The age old question: are scallions and green onions the same? This Scallion Oil will make you feel like it really doesn’t matter.
This Scallion Oil is quick, easy and a beautiful hue of green. It will jazz up any dish, whether garnishing a plate, adding it as an ingredient, or coating a hot skillet instead of using olive oil or butter.
Dropping the scallions in boiling hot water for a short amount of time sets the color so that your Scallion Oil becomes beautiful bright green hue. Shocking them with the ice cold water, stops the cooking process. Depending on its function, I sometimes use this same process when I am cooking fresh spinach.
Although I originally made the Scallion Oil to tint potatoes green, I also used it to coat an iron skillet to cook hamburgers. The smell upon it hitting the hot skillet was indescribable.
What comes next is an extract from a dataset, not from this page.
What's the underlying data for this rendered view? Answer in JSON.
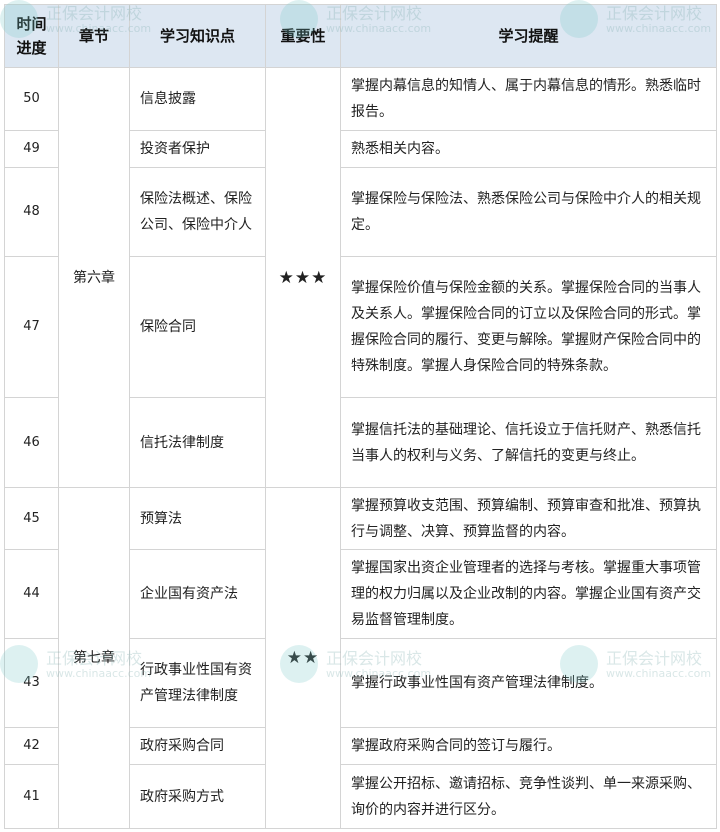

And to answer that age old question, yes, scallions and green onions are the same! 🙂
Servings: About 1 Cup
Prep Time: 2 Minutes
Cook Time: 5 Minutes
- 1-2 Bunches of Scallions (Green Onions)
- 2/3 Cup Canola Oil (Grapeseed Oil, Sunflower Oil, NOT EVOO)
- Kosher Salt, to taste
- Trim the tips off the onions and cut again just before the white stems.
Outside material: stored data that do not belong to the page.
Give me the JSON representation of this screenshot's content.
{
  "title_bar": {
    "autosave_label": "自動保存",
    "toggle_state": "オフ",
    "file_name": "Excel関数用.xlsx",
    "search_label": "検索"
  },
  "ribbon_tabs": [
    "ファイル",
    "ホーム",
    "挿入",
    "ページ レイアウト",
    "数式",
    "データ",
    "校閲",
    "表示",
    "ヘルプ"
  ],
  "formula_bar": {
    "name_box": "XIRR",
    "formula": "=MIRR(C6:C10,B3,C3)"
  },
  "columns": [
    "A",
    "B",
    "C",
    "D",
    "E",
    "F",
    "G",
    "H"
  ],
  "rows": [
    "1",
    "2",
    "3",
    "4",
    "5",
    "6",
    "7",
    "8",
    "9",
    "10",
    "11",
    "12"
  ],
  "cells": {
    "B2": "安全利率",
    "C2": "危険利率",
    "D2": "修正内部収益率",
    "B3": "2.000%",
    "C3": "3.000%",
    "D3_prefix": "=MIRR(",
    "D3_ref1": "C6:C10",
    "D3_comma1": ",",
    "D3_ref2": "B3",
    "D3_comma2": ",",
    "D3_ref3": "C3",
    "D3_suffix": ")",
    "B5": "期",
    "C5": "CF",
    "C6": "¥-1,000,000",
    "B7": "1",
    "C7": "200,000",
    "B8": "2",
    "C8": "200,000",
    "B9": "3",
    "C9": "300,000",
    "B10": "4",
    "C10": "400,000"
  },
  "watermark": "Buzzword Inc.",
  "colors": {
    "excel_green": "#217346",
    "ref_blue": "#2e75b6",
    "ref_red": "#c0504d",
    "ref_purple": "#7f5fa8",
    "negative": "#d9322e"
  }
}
- Bring a medium sized heavily salted pot of water to boil and prepare an ice bath.
- Place trimmed scallions in boiling water for 30 seconds, remove and immediately place in ice bath for 1 to 2 minutes to stop the cooking process.
- Remove scallions from the ice bath and squeeze in a paper towel to remove the excess water.
- In a high speed blender, add enough oil to cover the blade, about 2/3 Cup, add the blanched scallions and mix on high speed for 2-3 minutes, or until the oil is bright green hue. Add salt, to taste.
- Pour in an air tight container and store in the refrigerator for up to 4 days, or freeze In small amounts to use when you’re ready.